Racine County Circuit Court Decision, Case No. 2003SC5353, p. 3.
¶ 60. The majority opinion also takes the dissent to task for analyzing whether Hernandez made an assignment to Yorgan because Yorgan, who appeared pro se, did not brief the issue. The majority opinion asserts:
The proper procedure is to have an issue raised, briefed, and argued by the parties before deciding it. Nevertheless, the dissent reaches out and addresses this issue. ... Unlike the dissent, we think that before this court confronts the issue of the assignability of a tort claim (or its anticipated proceeds) in such a novel manner, the issue should be presented in the case and tested by adversarial briefs of the parties.
Majority op., ¶ 13 n.4. However, the majority opinion overlooks Yorgan's brief. Yorgan contends that Hernandez assigned him sufficient proceeds from the future settlement of her personal injury claim to cover the cost of the medical care Yorgan provided as a result of the personal injuries Hernandez sustained. See Yorgan's *699brief in chief, pp. 8-13; 17-19. In addition, the amicus addressed Hernandez's assignment of the settlement proceeds sufficient to pay Yorgan for the chiropractic services he rendered as a result of the accident:
Once Ms. Hernandez assigned a portion of her settlement proceeds to Dr. Yorgan, Ms. Hernandez had no further interest in that portion of the settlement. Thus, Attorney Durkin, who received notice of the assignment and had no reasonable basis to doubt its validity, was obliged to pay to Dr. Yorgan that portion of the settlement proceeds that were the subject of Ms. Hernandez's assignment.
Brief of Amicus Curiae Wisconsin Chiropractic Association, p. 17. Therefore, the issue of Hernandez's assignment was presented to this court in the course of our review.
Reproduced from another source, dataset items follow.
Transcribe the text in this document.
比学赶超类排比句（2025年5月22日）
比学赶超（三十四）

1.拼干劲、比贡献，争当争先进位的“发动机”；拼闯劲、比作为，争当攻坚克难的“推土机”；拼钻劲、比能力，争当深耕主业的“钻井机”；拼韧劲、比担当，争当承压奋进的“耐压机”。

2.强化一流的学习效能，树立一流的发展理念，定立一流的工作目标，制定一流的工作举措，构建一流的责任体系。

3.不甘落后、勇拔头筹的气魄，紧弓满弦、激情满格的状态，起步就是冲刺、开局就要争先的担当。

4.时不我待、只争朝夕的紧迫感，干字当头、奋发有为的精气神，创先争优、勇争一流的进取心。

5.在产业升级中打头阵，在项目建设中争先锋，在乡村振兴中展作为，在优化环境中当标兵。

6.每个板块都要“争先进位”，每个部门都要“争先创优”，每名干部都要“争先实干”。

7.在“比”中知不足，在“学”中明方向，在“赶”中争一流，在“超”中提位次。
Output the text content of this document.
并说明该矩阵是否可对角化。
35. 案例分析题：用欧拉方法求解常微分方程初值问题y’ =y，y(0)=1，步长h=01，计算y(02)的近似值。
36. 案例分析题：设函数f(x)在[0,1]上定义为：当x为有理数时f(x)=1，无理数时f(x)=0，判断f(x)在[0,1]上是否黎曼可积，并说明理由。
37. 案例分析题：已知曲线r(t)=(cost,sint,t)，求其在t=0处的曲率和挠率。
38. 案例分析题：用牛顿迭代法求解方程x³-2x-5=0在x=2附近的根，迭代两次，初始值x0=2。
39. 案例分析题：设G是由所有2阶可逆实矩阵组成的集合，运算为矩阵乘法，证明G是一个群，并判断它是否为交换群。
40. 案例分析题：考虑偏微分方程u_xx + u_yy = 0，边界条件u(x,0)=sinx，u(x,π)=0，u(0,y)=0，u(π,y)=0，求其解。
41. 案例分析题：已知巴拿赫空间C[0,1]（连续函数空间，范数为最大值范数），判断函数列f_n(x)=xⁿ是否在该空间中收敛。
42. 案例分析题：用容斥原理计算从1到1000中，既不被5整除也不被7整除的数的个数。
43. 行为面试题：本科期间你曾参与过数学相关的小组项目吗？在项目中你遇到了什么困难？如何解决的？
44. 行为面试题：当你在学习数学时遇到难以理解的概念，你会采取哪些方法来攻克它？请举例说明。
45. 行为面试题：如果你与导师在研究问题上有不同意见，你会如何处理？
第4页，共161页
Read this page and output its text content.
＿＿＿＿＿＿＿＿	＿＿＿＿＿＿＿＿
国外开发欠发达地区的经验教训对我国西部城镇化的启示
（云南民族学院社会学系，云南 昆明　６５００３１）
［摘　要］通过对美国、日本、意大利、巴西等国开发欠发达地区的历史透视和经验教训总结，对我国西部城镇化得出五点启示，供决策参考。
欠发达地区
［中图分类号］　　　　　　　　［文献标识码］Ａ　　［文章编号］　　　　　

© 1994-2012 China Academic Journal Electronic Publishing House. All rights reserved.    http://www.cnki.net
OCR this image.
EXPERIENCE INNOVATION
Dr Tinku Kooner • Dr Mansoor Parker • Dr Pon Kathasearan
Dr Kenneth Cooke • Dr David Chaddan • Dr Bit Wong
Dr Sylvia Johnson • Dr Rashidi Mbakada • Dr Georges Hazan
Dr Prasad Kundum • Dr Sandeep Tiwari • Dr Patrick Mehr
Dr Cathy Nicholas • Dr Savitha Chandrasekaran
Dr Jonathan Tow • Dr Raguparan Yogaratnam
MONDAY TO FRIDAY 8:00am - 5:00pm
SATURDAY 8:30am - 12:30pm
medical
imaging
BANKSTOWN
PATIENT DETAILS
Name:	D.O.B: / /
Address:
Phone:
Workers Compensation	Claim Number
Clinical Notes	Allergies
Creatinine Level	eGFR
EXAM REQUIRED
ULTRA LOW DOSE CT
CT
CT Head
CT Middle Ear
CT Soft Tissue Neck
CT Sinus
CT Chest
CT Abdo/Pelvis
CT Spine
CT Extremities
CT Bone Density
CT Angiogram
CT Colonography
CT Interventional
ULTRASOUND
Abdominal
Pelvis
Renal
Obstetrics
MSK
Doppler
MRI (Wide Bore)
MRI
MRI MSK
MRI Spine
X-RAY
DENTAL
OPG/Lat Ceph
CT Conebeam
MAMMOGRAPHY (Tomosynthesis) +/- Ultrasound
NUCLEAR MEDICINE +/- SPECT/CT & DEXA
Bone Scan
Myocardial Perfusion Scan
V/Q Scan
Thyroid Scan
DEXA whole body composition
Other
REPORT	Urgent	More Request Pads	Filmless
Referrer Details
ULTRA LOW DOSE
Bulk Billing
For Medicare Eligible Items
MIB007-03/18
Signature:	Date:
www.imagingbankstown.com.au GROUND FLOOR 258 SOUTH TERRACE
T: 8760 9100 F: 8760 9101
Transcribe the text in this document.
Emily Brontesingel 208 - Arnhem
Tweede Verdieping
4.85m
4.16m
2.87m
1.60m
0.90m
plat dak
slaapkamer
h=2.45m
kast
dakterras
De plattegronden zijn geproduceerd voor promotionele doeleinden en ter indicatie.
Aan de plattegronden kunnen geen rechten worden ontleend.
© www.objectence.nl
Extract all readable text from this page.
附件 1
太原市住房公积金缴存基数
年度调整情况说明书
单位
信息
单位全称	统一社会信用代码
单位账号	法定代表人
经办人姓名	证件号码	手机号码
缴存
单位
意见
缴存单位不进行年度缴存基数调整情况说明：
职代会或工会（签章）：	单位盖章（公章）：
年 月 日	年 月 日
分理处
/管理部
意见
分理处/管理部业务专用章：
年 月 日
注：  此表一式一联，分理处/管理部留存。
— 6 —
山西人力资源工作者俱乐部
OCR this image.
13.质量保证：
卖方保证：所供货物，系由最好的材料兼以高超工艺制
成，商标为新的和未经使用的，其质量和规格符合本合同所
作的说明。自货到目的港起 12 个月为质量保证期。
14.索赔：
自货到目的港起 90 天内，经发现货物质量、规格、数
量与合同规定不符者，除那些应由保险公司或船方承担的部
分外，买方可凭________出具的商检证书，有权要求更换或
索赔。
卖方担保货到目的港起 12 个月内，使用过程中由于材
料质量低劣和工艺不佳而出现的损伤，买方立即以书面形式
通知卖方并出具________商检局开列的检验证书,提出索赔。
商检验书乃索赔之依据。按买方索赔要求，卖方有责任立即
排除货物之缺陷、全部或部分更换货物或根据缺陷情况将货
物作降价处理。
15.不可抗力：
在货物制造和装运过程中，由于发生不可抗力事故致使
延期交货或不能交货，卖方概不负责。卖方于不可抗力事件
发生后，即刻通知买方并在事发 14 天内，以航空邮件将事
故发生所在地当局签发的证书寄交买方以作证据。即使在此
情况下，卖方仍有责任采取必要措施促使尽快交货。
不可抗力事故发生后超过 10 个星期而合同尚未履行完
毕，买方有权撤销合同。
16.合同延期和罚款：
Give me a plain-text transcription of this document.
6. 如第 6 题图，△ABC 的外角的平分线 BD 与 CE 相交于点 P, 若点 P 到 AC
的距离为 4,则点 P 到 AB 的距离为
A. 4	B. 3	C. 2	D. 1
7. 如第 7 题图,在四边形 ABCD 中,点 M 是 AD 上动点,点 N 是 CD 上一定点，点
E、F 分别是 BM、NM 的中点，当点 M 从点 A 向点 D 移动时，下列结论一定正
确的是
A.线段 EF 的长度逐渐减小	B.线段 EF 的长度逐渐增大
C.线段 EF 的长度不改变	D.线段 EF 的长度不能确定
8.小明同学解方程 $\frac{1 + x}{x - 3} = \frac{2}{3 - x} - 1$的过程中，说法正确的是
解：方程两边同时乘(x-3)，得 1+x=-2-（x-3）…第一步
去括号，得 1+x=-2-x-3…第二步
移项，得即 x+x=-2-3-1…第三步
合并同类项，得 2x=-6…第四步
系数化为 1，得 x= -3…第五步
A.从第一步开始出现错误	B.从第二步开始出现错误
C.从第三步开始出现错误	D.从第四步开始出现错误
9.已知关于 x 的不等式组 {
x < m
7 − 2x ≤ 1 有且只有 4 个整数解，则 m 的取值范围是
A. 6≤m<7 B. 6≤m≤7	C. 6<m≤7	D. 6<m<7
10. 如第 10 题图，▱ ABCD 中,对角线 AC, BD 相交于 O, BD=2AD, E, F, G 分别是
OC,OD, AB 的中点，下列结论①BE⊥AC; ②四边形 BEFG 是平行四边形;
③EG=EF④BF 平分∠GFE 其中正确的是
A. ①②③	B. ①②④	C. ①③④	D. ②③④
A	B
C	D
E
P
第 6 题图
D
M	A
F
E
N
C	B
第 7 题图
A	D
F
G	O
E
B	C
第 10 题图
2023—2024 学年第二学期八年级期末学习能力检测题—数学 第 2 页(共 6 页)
¶ 61. Although my research has located no Wisconsin appellate case that directly addressed the issue of whether one who has a claim for personal injuries can assign proceeds from that claim under the common law of Wisconsin, courts from other jurisdictions that have examined this issue have recognized the assign-ability of litigation proceeds under an appropriate agreement. They have distinguished between an older prohibition against assigning a claim for personal injury from the modern policy of permitting the assignment of proceeds from such causes of action. See, e.g., In re Mucelli, 21 B.R. 601, 603-04 (Bankr. S.D.N.Y. 1982) (holding that while a personal injury claim was not assignable and therefore was exempt property, the proceeds of that claim could be assigned and as such were not exempt); In re Musser, 24 B.R. 913, 919 (Bankr. WD. Va. 1982) (holding that patients' assignments to medical providers of settlement or insurance payments to be received in the future were equitable *700assignments); Ala. Farm Bureau Mut. Cas. Ins. Co. v. Anderson, 263 So.2d 149, 154 (Ala. Civ. App. 1972) (concluding that a subrogation clause requiring reimbursement from the proceeds of a personal injury claim to the insurer for health care payments it made was not a prohibited assignment).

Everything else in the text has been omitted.